Le projet de loi « égalité et citoyenneté » dévoilé sur fond de contestation des jeunes

PARIS, 13 avril 2016 (AFP) – Le gouvernement présente mercredi son projet de loi « égalité et citoyenneté », lancé dans le sillage des attentats de janvier 2015 pour lutter contre la ghettoïsation des quartiers, et enrichi face à la mobilisation des jeunes de mesures en faveur de l’insertion.

Ce projet de loi se veut la réponse législative à ce que le Premier ministre Manuel Valls avait appelé un « apartheid territorial, social et ethnique », expression choc à la mesure du travail à mener dans les quartiers en difficulté.

« Face aux fractures mises en évidence par ces attentats, il fallait une réponse sécuritaire, mais aussi une réponse citoyenne », explique aujourd’hui le ministre de la Ville et de la Jeunesse, Patrick Kanner.

Le texte, qui complète les 65 mesures prises en faveur des habitants des quartiers labellisés « Politique de la ville », s’inscrit donc clairement dans une optique de lutte contre la ségrégation. « C’est un maillage très dense de mesures ciblées qui visent à retisser l’égalité », a résumé M. Valls dans un entretien à Libération.

Mais la mobilisation des étudiants et des lycéens contre la loi travail lui a donné une actualité imprévue, puisque plusieurs mesures en faveur des jeunes devraient être raccrochées au texte, sinon dans sa version initiale, du moins par des amendements ultérieurs.

Manuel Valls, qui a rencontré les organisations étudiantes et lycéennes lundi, a ainsi mis sur la table une prolongation des bourses accordées aux jeunes d’origine modeste (de quatre mois maximum après l’obtention de leur diplôme), une extension du droit universel à la garantie locative à tous les jeunes de moins de trente ans, l’extension de la Couverture maladie universelle complémentaire (CMU-C) aux jeunes en rupture familiale…

La présentation du texte sera suivie d’un Comité interministériel à l’égalité et à la citoyenneté, troisième du genre, avec les ministres les plus directement concernés: Patrick Kanner, Emmanuelle Cosse (Logement), Najat Vallaud-Belkacem (Éducation), Myriam El Khomri (Travail)… La réunion se tiendra à Vaux-en-Velin (Rhône), emblématique de la Politique de la ville et dont la secrétaire d’État à la Ville Hélène Geoffroy a été maire avant d’entrer au gouvernement.

Le texte devrait s’articuler autour de trois grands chapitres: « émancipation et engagement des jeunes », « mixité sociale et égalité des chances par l’habitat », et « égalité réelle ».

– ‘Ghettos de pauvres’ et ‘ghettos de riches’ –

Le premier chapitre vise à « encourager l’engagement citoyen », en activant plusieurs leviers: généralisation du service civique et de la réserve citoyenne, reconnaissance de l’engagement étudiant dans le cursus scolaire…

Parmi les nouveautés très attendues, un « congé d’engagement » prévoit que les responsables d’associations puissent prendre six jours dans l’année, fractionnables et non rémunérés, pour leurs activités associatives.

Dans le volet mixité sociale, l’objectif principal est de « casser les logiques de ségrégation » et « ne plus ajouter de la pauvreté à la pauvreté », en jouant sur trois axes: d’abord rendre « plus équitable entre les territoires » la politique d’attribution des logements HLM, en confiant son pilotage aux intercommunalités et en fixant des « critères nationaux de priorité », ensuite créer une « nouvelle offre » de logements sociaux.

« S’il y a des ghettos de pauvres, c’est qu’il y a des ghettos de riches.
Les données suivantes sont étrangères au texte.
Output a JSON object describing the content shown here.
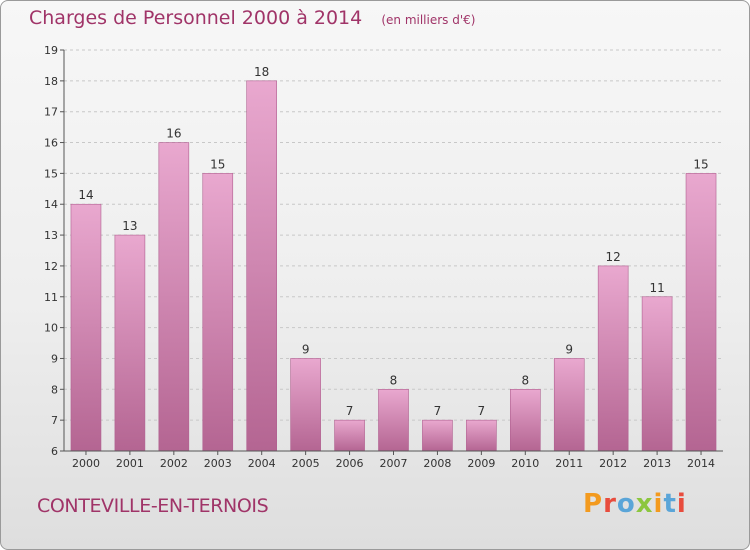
{
  "title": "Charges de Personnel 2000 à 2014",
  "subtitle": "(en milliers d'€)",
  "place": "CONTEVILLE-EN-TERNOIS",
  "logo": {
    "text": "Proxiti",
    "colors": [
      "#f39a1e",
      "#5aa5d8",
      "#8cc63f",
      "#e84c3d"
    ]
  },
  "colors": {
    "bar_top": "#e9a8cf",
    "bar_bottom": "#b46592",
    "text": "#a03468"
  },
  "chart_data": {
    "type": "bar",
    "title": "Charges de Personnel 2000 à 2014",
    "subtitle": "(en milliers d'€)",
    "xlabel": "",
    "ylabel": "",
    "categories": [
      "2000",
      "2001",
      "2002",
      "2003",
      "2004",
      "2005",
      "2006",
      "2007",
      "2008",
      "2009",
      "2010",
      "2011",
      "2012",
      "2013",
      "2014"
    ],
    "values": [
      14,
      13,
      16,
      15,
      18,
      9,
      7,
      8,
      7,
      7,
      8,
      9,
      12,
      11,
      15
    ],
    "ylim": [
      6,
      19
    ],
    "yticks": [
      6,
      7,
      8,
      9,
      10,
      11,
      12,
      13,
      14,
      15,
      16,
      17,
      18,
      19
    ],
    "grid": "horizontal-dashed",
    "legend": "none"
  }
}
La mixité sociale ne se décrète pas, il faut hélas parfois l’imposer », souligne Patrick Kanner.

Dans cette optique le texte vise à mieux répartir l’offre de logements sociaux existante, en donnant au préfet la possibilité de délivrer directement les autorisations d’urbanisme dans les communes déclarées « carencées » en logements sociaux.

Le dernier volet, consacré à l’égalité réelle, fait de l’amélioration de la maîtrise du français une priorité nationale. Enfin, comme attendu, le texte modifie la loi de 1881 sur la liberté de la presse pour en sortir les délits antisémites et racistes et les faire entrer dans le droit commun.

Le projet de loi pourrait être présenté en juin au Parlement pour une adoption définitive, après examen en procédure accélérée, pendant la session exceptionnelle.

« Nous proposons une base solide, aux parlementaires de construire dessus », explique M. Kanner, en assurant que « le gouvernement sera ouvert à ce dialogue ».